John le Carre's been a bestselling author for twice as long as I've been alive. By itself, that doesn't mean much: Michael Crichton, whose novels are marginally more intellectually stimulating than repeated punches to the head, published the breakout-hit The Andromedea Strain in 1969, just six years after le Carre's career-establishing bestseller The Spy Who Came In From the Cold. Popularity is no guarantee of quality.
But neither does popularity preclude it. (Witness JK Rowling, William Shakespeare, and Salmon Rushdie.) While it's easy to presume le Carre's work to be standard 'page-turner' pulp like John Grisham or Dan Brown--in which cardboard characters and shallow cliches are hitched to a fast-moving plot--the fact is that his novels are of a different order than the rest of the bestselling thrillers he's shelved with. Le Carre, above all, is a master of psychological motivation: his spy stories show us characters whose talent at dissembling wreaks dysfunction on the rest of their lives. His spymaster George Smiley is the anti-James Bond: a humble, thoughtful, slow-moving investigator whose success at espionage is matched only by his incompetence at real life.
Le Carre is also one of our best social prophets.

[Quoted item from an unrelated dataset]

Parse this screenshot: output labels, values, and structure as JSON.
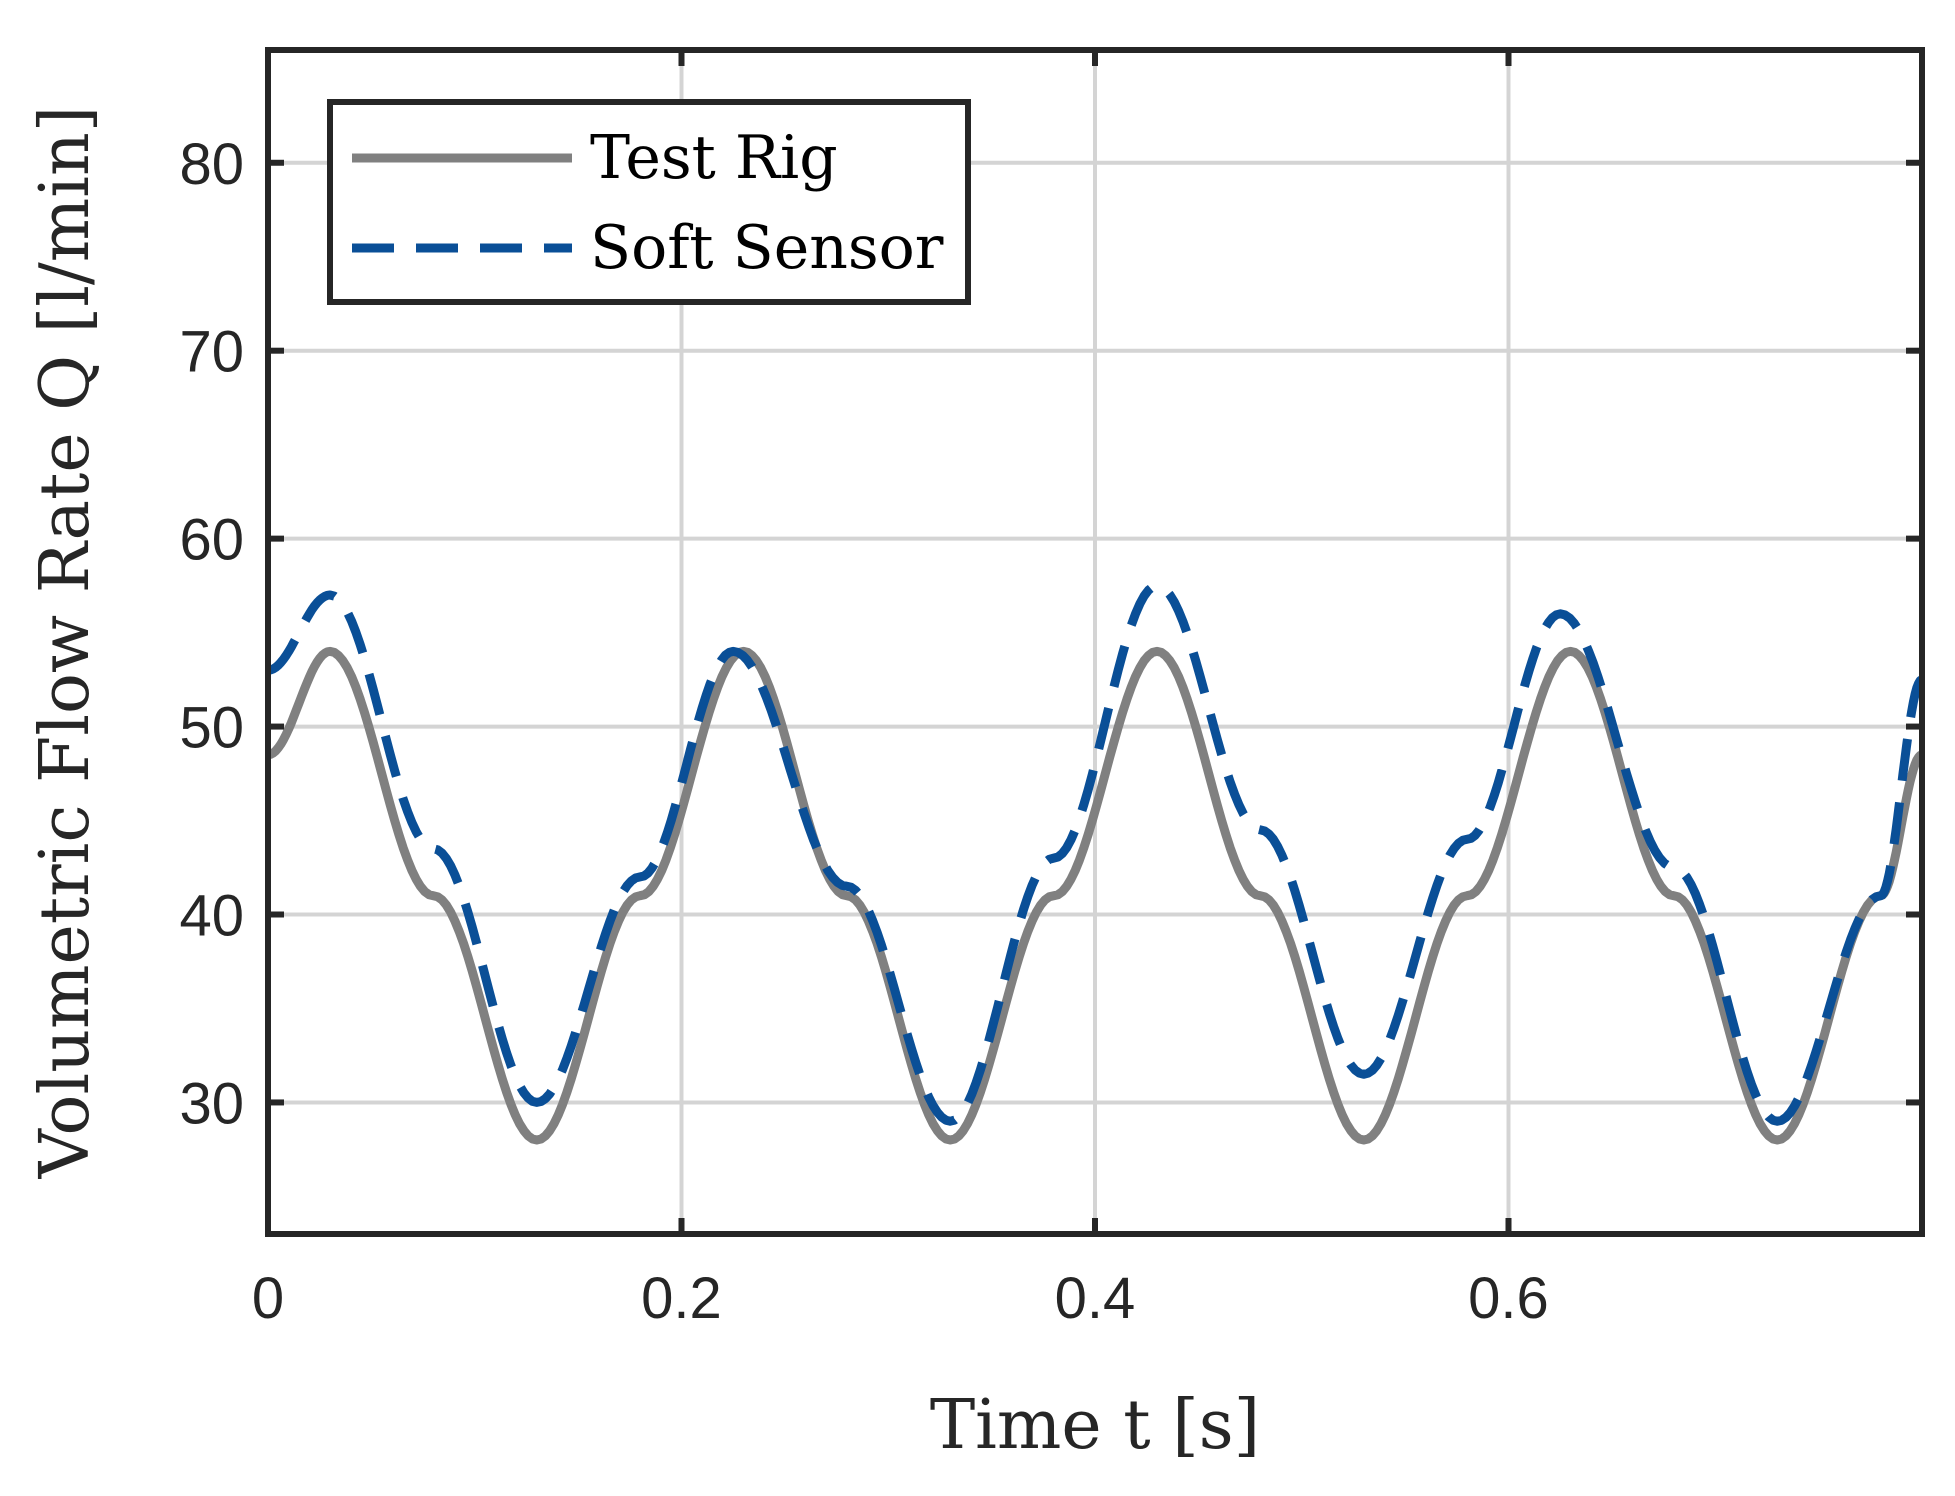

He began writing while he worked for British intelligence in the post-WWII period, and his insider's perspective produced sympathetic and complex portraits of Cold War maneuvering. The fall of the Berlin Wall made his writing no less astute: with end of Soviet communism, le Carre accurately perceives that the greatest threat to liberal democracy today is the creeping influence of private capital. He displays this marvelously in The Constant Gardener, which is based upon a real case of corporate malfeasance in the developing world. In 2003, at the height of war-fever, he published this editorial denouncing the Iraq invasion as the duplicitous, destructive stunt which it was (and is now, in hindsight, widely recognized as).
Our Kind of Traitor is le Carre's most recent work, published in 2010. It's no coincidence that it came out two years after the 2008 financial crash; at the center of Traitor's plot is the influence of capital itself. For le Carre, black markets are to global capitalism as the repressed Id is to the Super-Ego for Freud, or as the Dionysian is to the Apollonian for Nietzsche. Considering that about half the world's jobs are in black- or grey-markets (and that about a seventh of humanity are squatters, and thus necessarily excluded from the legitimate economy), Traitor's basic conflict between the noble true-believers in old-fashioned liberalism vs. the amoral omnipotence of market forces is deeply relevant. In an age when the legitimate economy is on its knees, is it any wonder that our leaders make loud noises about their humanitarian ideals while slyly collaborating with representatives of the shadow market?
Le Carre is a master of plot, character, and social criticism. His latest novel should be on your bedside table.